Мятеж быстро принял страшные размеры, и только наступившая ночь прекратила буйство на несколько часов. В царском дворце господствовали ужас и сильная тревога. Ясно было, что чернь, лакнувшая человеческой крови и давшая волю грабительским инстинктам,
Ближние бояре наскоро приняли какие-то меры для обороны дворца. Кремль наглухо заперли, вооружив всех жильцов и другие придворные чины; а к утру велели собраться и явиться ко дворцу всем наемным немцам с их офицерами. Когда этот немецкий отряд в полном вооружении подошел к Кремлевским воротам, у последних уже стояли вновь собравшиеся густые толпы мятежников; однако они не тронули немцев и пропустили их в Кремль. Между тем как часть бунтующей черни вновь занялась грабежом, эти мятежные толпы громкими криками требовали у царя выдачи Морозова, Плещеева и Траханиотова. По совету с боярами царь решил выслать Плещеева для всенародной казни через палача. Но толпа не стала ждать чтения смертного приговора и соблюдения всех формальностей; она вырвала несчастного из рук палача и притащила на торговую площадь; дубинами раздробили ему голову, а потом топорами разрубили на части труп и бросили в грязь. Но тщетно надеялись этим убийством удовлетворить народную ярость. Покончив с Плещеевым, чернь опять стала вопить, чтобы ей выдали Морозова и Траханиотова.
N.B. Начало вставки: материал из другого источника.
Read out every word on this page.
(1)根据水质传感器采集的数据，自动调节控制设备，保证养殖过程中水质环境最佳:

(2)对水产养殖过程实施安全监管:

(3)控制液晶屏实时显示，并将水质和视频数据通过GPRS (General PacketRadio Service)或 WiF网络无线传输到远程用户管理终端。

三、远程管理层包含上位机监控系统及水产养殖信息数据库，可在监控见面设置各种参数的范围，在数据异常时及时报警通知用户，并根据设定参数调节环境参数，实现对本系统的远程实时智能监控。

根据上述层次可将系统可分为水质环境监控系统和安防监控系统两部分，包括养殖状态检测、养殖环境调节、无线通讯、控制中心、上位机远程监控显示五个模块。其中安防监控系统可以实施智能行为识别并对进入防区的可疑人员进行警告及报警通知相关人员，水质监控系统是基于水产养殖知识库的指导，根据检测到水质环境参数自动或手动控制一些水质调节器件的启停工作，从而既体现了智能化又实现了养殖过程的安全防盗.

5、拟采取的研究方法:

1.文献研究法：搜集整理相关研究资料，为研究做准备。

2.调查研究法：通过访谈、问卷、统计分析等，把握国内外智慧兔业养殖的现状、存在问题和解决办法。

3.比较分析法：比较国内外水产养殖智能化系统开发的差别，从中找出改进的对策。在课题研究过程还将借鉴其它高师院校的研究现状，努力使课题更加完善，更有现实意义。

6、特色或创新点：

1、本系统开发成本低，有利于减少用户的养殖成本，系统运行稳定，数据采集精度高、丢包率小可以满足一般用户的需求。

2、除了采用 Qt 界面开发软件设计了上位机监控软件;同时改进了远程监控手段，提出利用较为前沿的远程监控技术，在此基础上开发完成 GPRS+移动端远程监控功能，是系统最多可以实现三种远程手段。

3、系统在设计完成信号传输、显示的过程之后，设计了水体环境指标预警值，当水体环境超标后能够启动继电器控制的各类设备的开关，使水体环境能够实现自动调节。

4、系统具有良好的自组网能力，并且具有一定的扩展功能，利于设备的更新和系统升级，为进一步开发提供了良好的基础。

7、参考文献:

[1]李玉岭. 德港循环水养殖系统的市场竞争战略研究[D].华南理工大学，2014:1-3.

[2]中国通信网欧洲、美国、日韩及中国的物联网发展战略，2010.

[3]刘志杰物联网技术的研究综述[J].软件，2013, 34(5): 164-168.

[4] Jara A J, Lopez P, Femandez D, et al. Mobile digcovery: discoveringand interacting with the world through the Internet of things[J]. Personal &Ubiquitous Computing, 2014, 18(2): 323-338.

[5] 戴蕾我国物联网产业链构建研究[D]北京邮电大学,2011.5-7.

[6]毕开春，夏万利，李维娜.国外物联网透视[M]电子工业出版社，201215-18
Для увещания мятежников вышло на Лобное место духовенство, с патриархом Иосифом и с иконой Владимирской Божьей Матери; вместе с духовенством высланы были и многие дворяне, во главе которых находились наиболее популярные бояре царский дядя Никита Иванович Романов и князья Дмитрий Мамстрюкович Черкасский и Михаил Петрович Пронский. Никита Иванович снял свою боярскую шапку и обратился к народу от имени государя, прося не требовать выдачи Морозова и Траханиотова. Народ, однако, продолжал настаивать на их выдаче. Тогда сам царь, окруженный боярами, вышел к Спасским воротам и просил подождать еще два дня, чтобы обсудить дело; во всяком случае, обещал удалить обоих виновных из Москвы и ни к каким делам их более не назначать. В исполнение своего обещания он приложился к Спасову образу. Как ни была озлоблена толпа, однако уступила просьбам и обещанию государя, затихла и начала расходиться по домам.
Но в Москве было много хищных злоумышленников, которым не понравилось такое скорое прекращение смуты и возможности заниматься грабежом. Вероятно, действовали тут и непримиримые враги Морозова и Траханиотова, пылавшие к ним местью за обиды и жаждавшие их гибели.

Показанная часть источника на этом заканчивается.